Moins cher, le web ?

La France se tient maintenant au 3e rang européen (derrière l'Allemagne et la Grande-Bretagne) pour le nombre de cyberacheteurs. Les 13,4 millions de Français (un quart de la population adulte) ont consommé sur internet au 4e trimestre 2005. Quelles sont les motifs d’un tel succès? Regarder de plus près la récente étude de la FEVAD permet d’apporter quelques réponse à cette question .

En premier lieu, il semble que le choix soit une raison majeure de la préférence pour ce vecteur commercial : le web français compte désormais 10.900 sites marchands. Bien sur, la plupart d'entre eux sont limités aux secteurs Hight-tech, à la culture ou aux voyages. Mais en 2005, d’une part, les e-commerce hexagonaux tiennent le haut du pavé face à leurs grands concurrents américains, d’autre part, la proposition de produits et de services s’est considérablement élargie, ce qui permet de mieux appréhender les 53% de croissance annuelle du e-commerce français.

La deuxième motivation de l’achat sur internet semble être le prix, d’ou le succès de sites comme «rue du commerce», «e-Bay», «Vente-privée » ou «PriceMinister» ainsi que des comparateurs de prix. Pourtant, il serait bon d’approfondir le mode de fonctionnement des comparateurs ou de mettre en balance les prix proposés par la grande distribution ou les revendeurs spécialisés avant toute décisions.

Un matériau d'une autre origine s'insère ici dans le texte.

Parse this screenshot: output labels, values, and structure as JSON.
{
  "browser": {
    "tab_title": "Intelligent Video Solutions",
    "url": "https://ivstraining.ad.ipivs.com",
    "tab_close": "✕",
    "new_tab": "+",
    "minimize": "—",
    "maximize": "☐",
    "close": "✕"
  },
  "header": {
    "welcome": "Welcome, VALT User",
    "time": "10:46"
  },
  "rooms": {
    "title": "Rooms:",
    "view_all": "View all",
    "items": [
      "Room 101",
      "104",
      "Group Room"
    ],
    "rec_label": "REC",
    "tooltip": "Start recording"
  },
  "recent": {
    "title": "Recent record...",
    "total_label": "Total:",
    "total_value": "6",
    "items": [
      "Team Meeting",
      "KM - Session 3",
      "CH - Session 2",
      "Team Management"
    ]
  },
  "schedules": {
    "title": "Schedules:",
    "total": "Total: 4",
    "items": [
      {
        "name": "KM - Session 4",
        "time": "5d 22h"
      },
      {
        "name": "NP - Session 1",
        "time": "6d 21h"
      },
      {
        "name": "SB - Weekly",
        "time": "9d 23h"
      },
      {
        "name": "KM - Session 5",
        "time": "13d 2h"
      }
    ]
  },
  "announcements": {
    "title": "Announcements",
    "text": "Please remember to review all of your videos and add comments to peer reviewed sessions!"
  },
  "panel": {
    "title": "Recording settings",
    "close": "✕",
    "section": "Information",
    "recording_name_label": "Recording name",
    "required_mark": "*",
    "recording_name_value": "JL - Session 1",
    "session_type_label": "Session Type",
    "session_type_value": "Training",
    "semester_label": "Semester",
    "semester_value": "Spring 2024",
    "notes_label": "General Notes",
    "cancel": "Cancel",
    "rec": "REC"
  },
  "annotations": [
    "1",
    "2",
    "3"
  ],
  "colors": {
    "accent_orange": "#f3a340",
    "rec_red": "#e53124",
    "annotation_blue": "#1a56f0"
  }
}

Ainsi, à Noël, les lecteurs MP3 d’une même marque étaient-ils moins chers dans la grande distribution que sur le net…. La sagesse des cyber-acheteurs viendra avec l’expérience…. et l’arrivée des sites marchands des distributeurs classiques !

L’arrivée en fanfare des distributeurs classiques sur le net, c’est aussi une nouveauté 2005, ainsi FNAC.com est le site français de commerce qui a l'audience la plus importante. 2005 à vue aussi la vente par correspondance se faire doubler par le e-commerce : La faisait en décembre dernier 40% de ses ventes via le Net, les responsables estiment qu'elle dépassera les 50% fin 2006. Autre info : chaque client achète davantage sur le net que sur le catalogue.

Seuls, les hypers-marchés semblent marquer le pas sur la toile. Après quelques allers-retours timides, les grandes enseignes semblent s’être vraiment lancées en 2005, sans que cela ne constitue un raz de marée. Les français ne seraient-ils pas prêts à acheter sans voir ni toucher leurs produits de base alors qu’ils font confiance au net pour leurs investissements plus importants.